Fermée depuis 20 ans, une ancienne décharge du Havre continue de déverser des déchets à la mer

Par Epoch Times avec AFP
8 août 2019 Mis à jour: 9 août 2019

L’ ancienne décharge privée du Havre de Dollemard, située en contrebas d’une falaise, est fermée depuis près de vingt ans et continue de déverser chaque année des dizaines de mètres cubes de déchets à la mer. La municipalité espère trouver une solution d’ici le printemps prochain.
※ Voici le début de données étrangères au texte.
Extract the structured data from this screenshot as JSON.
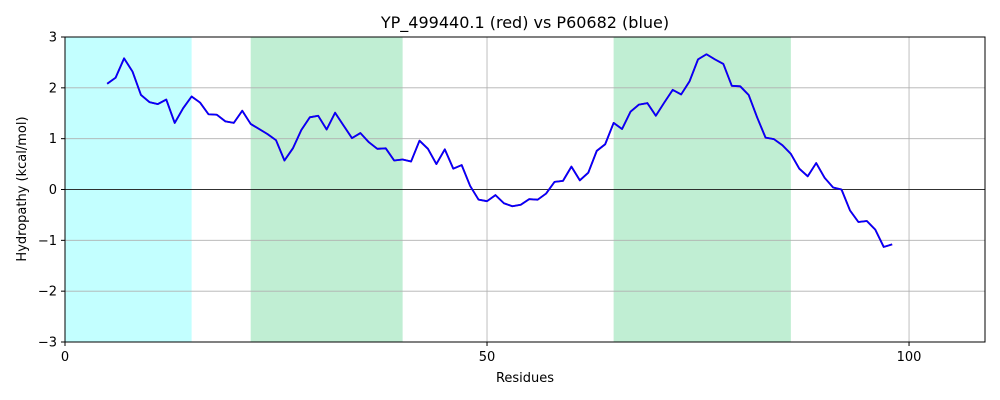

Située près d’une falaise de 80 mètres de haut, cette ancienne décharge, à l’origine une propriété du BTP, déverse « entre 30 et 80 m3 par an » de déchets dans la mer, selon une estimation communiquée par la Ville du Havre.

Mais depuis sa fermeture en 2000, les pouvoirs publics continuent de chercher une solution pour « rendre la falaise à la nature ». Ce lieu, fragilisé par l’érosion, est situé sur un site classé Natura 2000.

En 2011, une première étude avait été lancée par la mairie, mais in fine, « le document soulevait des obstacles techniques et un coût important pour extraire les déchets », soulignait en 2018 Marc Migraine, adjoint au maire.

Et la fragilité de la falaise rend la recherche de solutions techniques d’autant plus complexe.

Pour une extraction complète des déchets et la remise en état du site, l’étude tablait sur un coût hors taxe situé entre 17 et 21,5 millions d’euros. Et pointait déjà le risque « de déstabilisation de la falaise » en cas d’excavation.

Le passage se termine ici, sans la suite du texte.